Ответа нет. Но я и не нуждаюсь в ответе. Ему еще жить и жить… Это-то я знаю. Может быть, Оленька еще и выйдет за него замуж. Выйдет непременно. Не такой уж я злоумышленник, чтобы лишать их земного счастья. Я его лишь маленько проучу. Это будет ему наука. Я все еще не могу взять в толк: неужели он мне не верит? Или не доверяет? Зачем он держит меня в узде?

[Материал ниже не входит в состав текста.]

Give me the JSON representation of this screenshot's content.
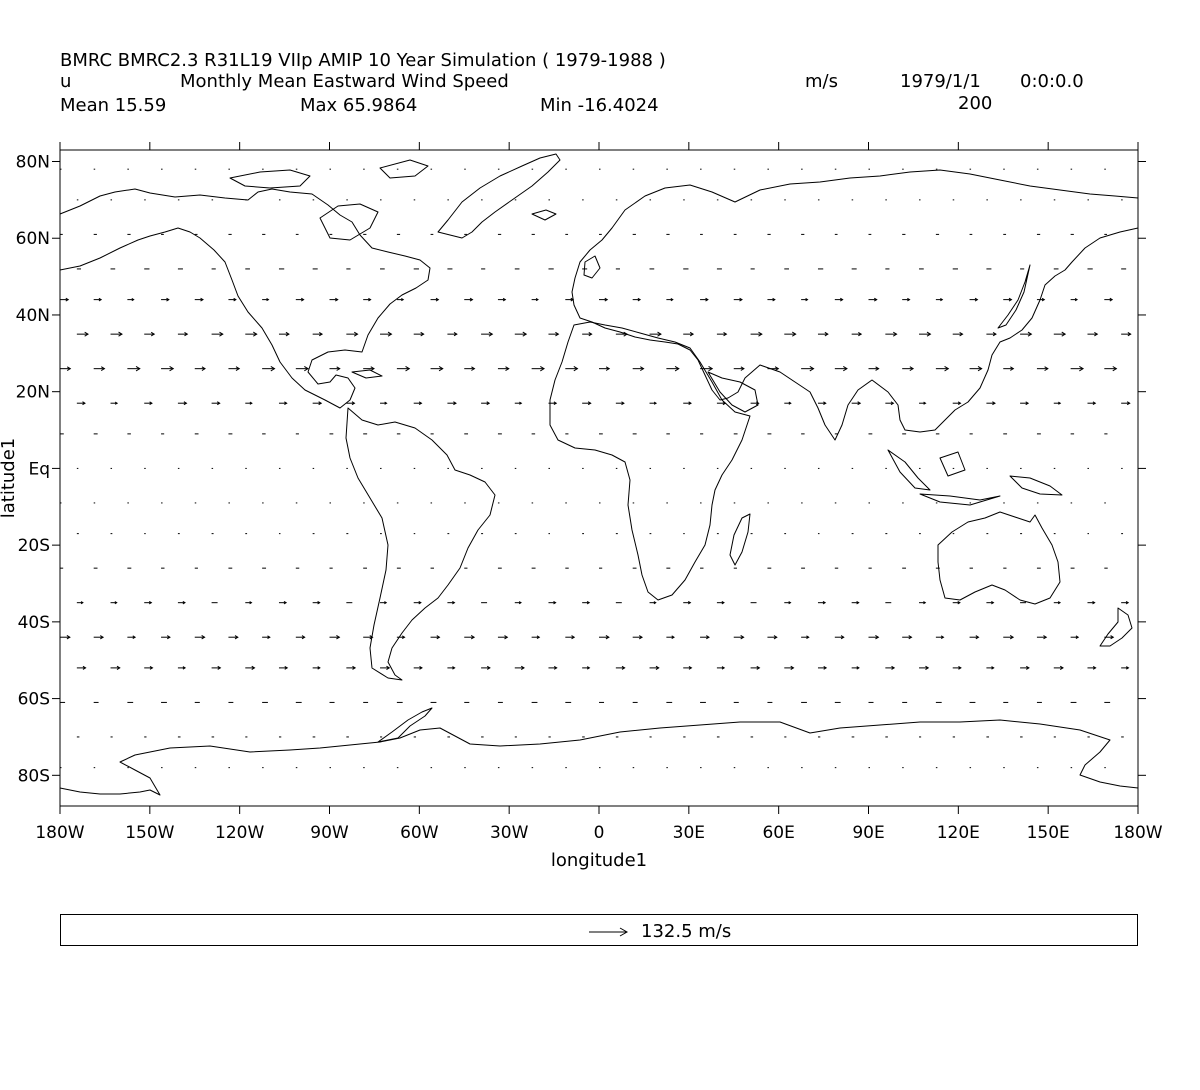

Дама в шубке тоже смахивает слезу. А с каким открытым живым любопытством Оленька смотрит на эту даму. О чем она думает? Народ прибывает, струится тихим робким ручейком вокруг гроба. Сколько почестей покойнику! Чем ж он так славен? Кудесник, целитель… Профессор! Ну и что с того? Вырастил, видите ли, меня из какой-то там клетки… Ну и что с того? Этим сейчас никого не удивишь. Я протискиваюсь между двумя толстяками поближе к даме с бархатными розами. Вполне вероятно, я рискую быть узнанным и все-таки надеюсь на свой парик. Усы, борода, темные очки, котелок… Вряд ли кому-то придет в голову подозревать во мне двойника. Никто ни о чем даже не догадывается.
Мой котелок!
От толчка в спину он чуть не слетает с головы и мне приходится его снять.
«Осторожно!» — хочу крикнуть я и не кричу. Кто же этот неуклюжий медведь? Беличья шубка! Ее нежная шерстка мнет мне шляпу, которую я уже поднимаю над головой. Мы стоим сжатые, просто впритык, и я, конечно же, узнаю эту даму с бархатными розами. Мне снова хочется крикнуть: «Мама!» Но я не кричу. Я никогда не произнесу этого слова. Я никому его не прошепчу.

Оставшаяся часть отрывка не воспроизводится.